Q: Do you believe that Jesus was the son of God? Do you believe that Jesus died on the cross to save us from our sins? If not, then this is not Christianity.
A: Yes, students of The Urantia Book do recognize that Jesus was the Son of God as well as being the Son of Man. Which of these two qualifications is more meaningful? Each of us is a son of God–that was one of Jesus’ primary teachings, the value of the individual, and that while God is no respecter of persons, we’re each equally important to our Father in heaven. Christianity tends to emphasize the teaching that Jesus was a Son of God, neglecting the equally valuable realization that Jesus was also a Son of Man and neglecting to emphasize that we too are sons of God, not in the same sense that Jesus was but in a sense that is equally as cherished and loved by God the father.
By Jesus taking on the role of Son of Man he acknowledged that he would live a life in the flesh just as we mortals do.
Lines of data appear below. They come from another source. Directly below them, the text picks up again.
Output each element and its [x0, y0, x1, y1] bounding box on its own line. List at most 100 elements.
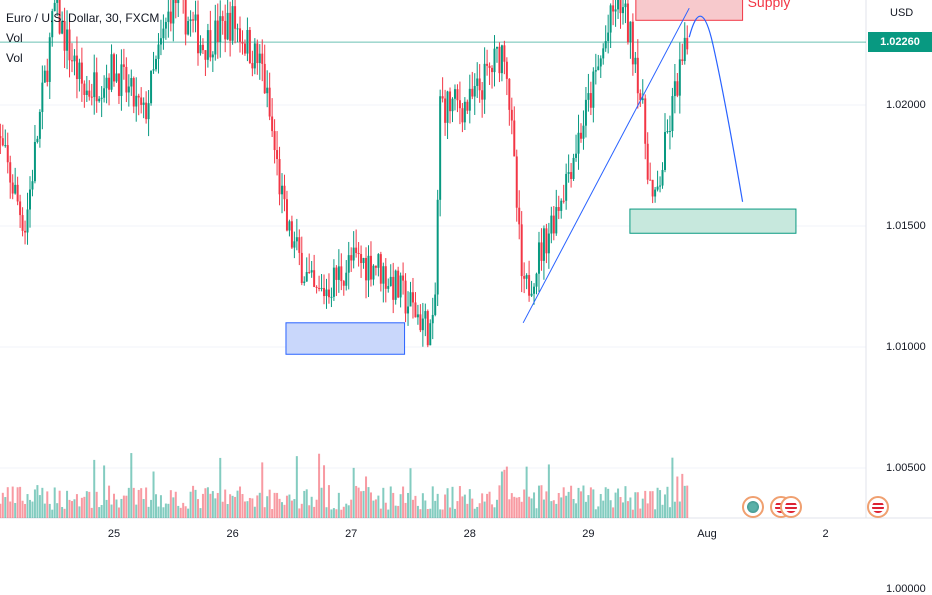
volume-bar [431, 486, 434, 518]
volume-bar [298, 508, 301, 518]
volume-bar [140, 488, 143, 518]
candle-body [629, 21, 632, 43]
volume-bar [221, 501, 224, 518]
trend-line[interactable] [522, 7, 690, 324]
volume-bar [194, 489, 197, 518]
candle-body [293, 241, 296, 248]
candle-body [663, 132, 666, 170]
volume-bar [61, 507, 64, 518]
volume-bar [651, 491, 654, 518]
volume-bar [98, 507, 101, 518]
candle-body [575, 153, 578, 158]
candle-body [602, 48, 605, 59]
volume-bar [313, 506, 316, 518]
globe-event-icon[interactable] [742, 496, 764, 518]
volume-bar [402, 486, 405, 518]
projection-curve[interactable] [688, 15, 744, 202]
symbol-title[interactable]: Euro / U.S. Dollar, 30, FXCM [6, 11, 160, 25]
volume-bar [117, 507, 120, 518]
candle-body [51, 11, 54, 38]
candle-body [599, 58, 602, 67]
volume-indicator-label-1[interactable]: Vol [6, 31, 23, 45]
volume-bar [520, 501, 523, 518]
candle-body [612, 5, 615, 12]
candle-body [281, 185, 284, 195]
volume-bar [476, 506, 479, 518]
candle-body [387, 286, 390, 289]
candle-body [68, 29, 71, 61]
volume-bar [582, 485, 585, 518]
demand-zone[interactable] [629, 208, 797, 234]
supply-label[interactable]: Supply [747, 0, 791, 11]
candle-body [510, 109, 513, 121]
volume-bar [609, 500, 612, 518]
volume-bar [659, 490, 662, 518]
us-flag-icon[interactable] [780, 496, 802, 518]
volume-bar [209, 493, 212, 518]
candle-body [19, 201, 22, 216]
drawing-zones[interactable] [49, 0, 797, 355]
candle-body [246, 29, 249, 54]
volume-bar [542, 499, 545, 518]
candles [0, 0, 689, 348]
candle-body [108, 77, 111, 90]
candle-body [683, 37, 686, 62]
volume-bar [683, 485, 686, 518]
candle-body [288, 221, 291, 231]
volume-bar [473, 508, 476, 518]
volume-bar [397, 505, 400, 518]
volume-bar [604, 487, 607, 518]
volume-bar [678, 501, 681, 518]
volume-bar [83, 496, 86, 518]
candle-body [85, 90, 88, 95]
volume-bar [281, 502, 284, 518]
candle-body [9, 162, 12, 183]
candle-body [567, 172, 570, 174]
volume-bar [51, 509, 54, 518]
volume-indicator-label-2[interactable]: Vol [6, 51, 23, 65]
candle-body [666, 131, 669, 133]
volume-bar [562, 487, 565, 518]
volume-bar [515, 497, 518, 518]
candle-body [634, 57, 637, 65]
volume-bar [537, 485, 540, 518]
volume-bar [73, 499, 76, 518]
candle-body [686, 37, 689, 50]
volume-bar [639, 508, 642, 518]
volume-bar [169, 490, 172, 518]
candle-body [298, 237, 301, 253]
volume-bar [248, 497, 251, 518]
candle-body [290, 221, 293, 248]
candle-body [513, 120, 516, 157]
candle-body [478, 78, 481, 91]
candle-body [174, 0, 177, 4]
volume-bar [38, 495, 41, 518]
drawing-lines[interactable] [522, 7, 744, 324]
volume-bar [661, 504, 664, 518]
candle-body [243, 43, 246, 54]
volume-bar [654, 509, 657, 518]
candle-body [26, 209, 29, 233]
volume-bar [256, 495, 259, 518]
volume-bar [130, 453, 133, 518]
volume-bar [1, 492, 4, 518]
currency-label[interactable]: USD [890, 7, 914, 19]
support-zone[interactable] [285, 322, 406, 355]
volume-bar [355, 485, 358, 518]
volume-bar [110, 504, 113, 518]
volume-bar [108, 485, 111, 518]
candle-body [444, 98, 447, 123]
volume-bar [367, 487, 370, 518]
supply-zone[interactable] [635, 0, 744, 21]
candle-body [446, 91, 449, 123]
candle-body [661, 169, 664, 186]
volume-bar [646, 503, 649, 518]
volume-bar [389, 486, 392, 518]
volume-bar [95, 491, 98, 518]
volume-bar [488, 491, 491, 518]
us-flag-icon[interactable] [867, 496, 889, 518]
candle-body [384, 266, 387, 289]
volume-bar [305, 489, 308, 518]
Although having a pre-existent divine existence before becoming a mortal, he accepted status as a mortal of the realm, was subject to the same vicissitudes of life that mortals are subject to, lived life as we do. Jesus was human as well as divine.
Students of The Urantia Book do not believe that Jesus died on the cross to save us from our sins; we do not accept the Christian atonement dogma that proposes that God required a human/divine sacrifice in order to be appeased. We hold the Father in heaven in much higher regard than such a primitive anthropomorphized opinion casts. As the Son of Man, Jesus submitted to torture and a barbaric death, not because God willed it but as a way of making the continuity of life after death undeniable.
Not only did he teach that death was not the end of existence, that in his Father’s house are many mansions where he has prepared a place for us, but he manifested this teaching by returning from death. This, and not that he died for sins, is the great gift Jesus has given to humanity for all time that has been lost to much of Christian theology.
You concluded by saying “If not, then this is not Christianity.” Exactly. The Urantia Book is a new revelation of truth, not an amplification of Christianity nor of any other religion on earth. The Urantia Book does not claim to be Christian; it does claim to be Jesusonian — to be an accurate restatement of Jesus’ life and teachings devoid of religious dogma.”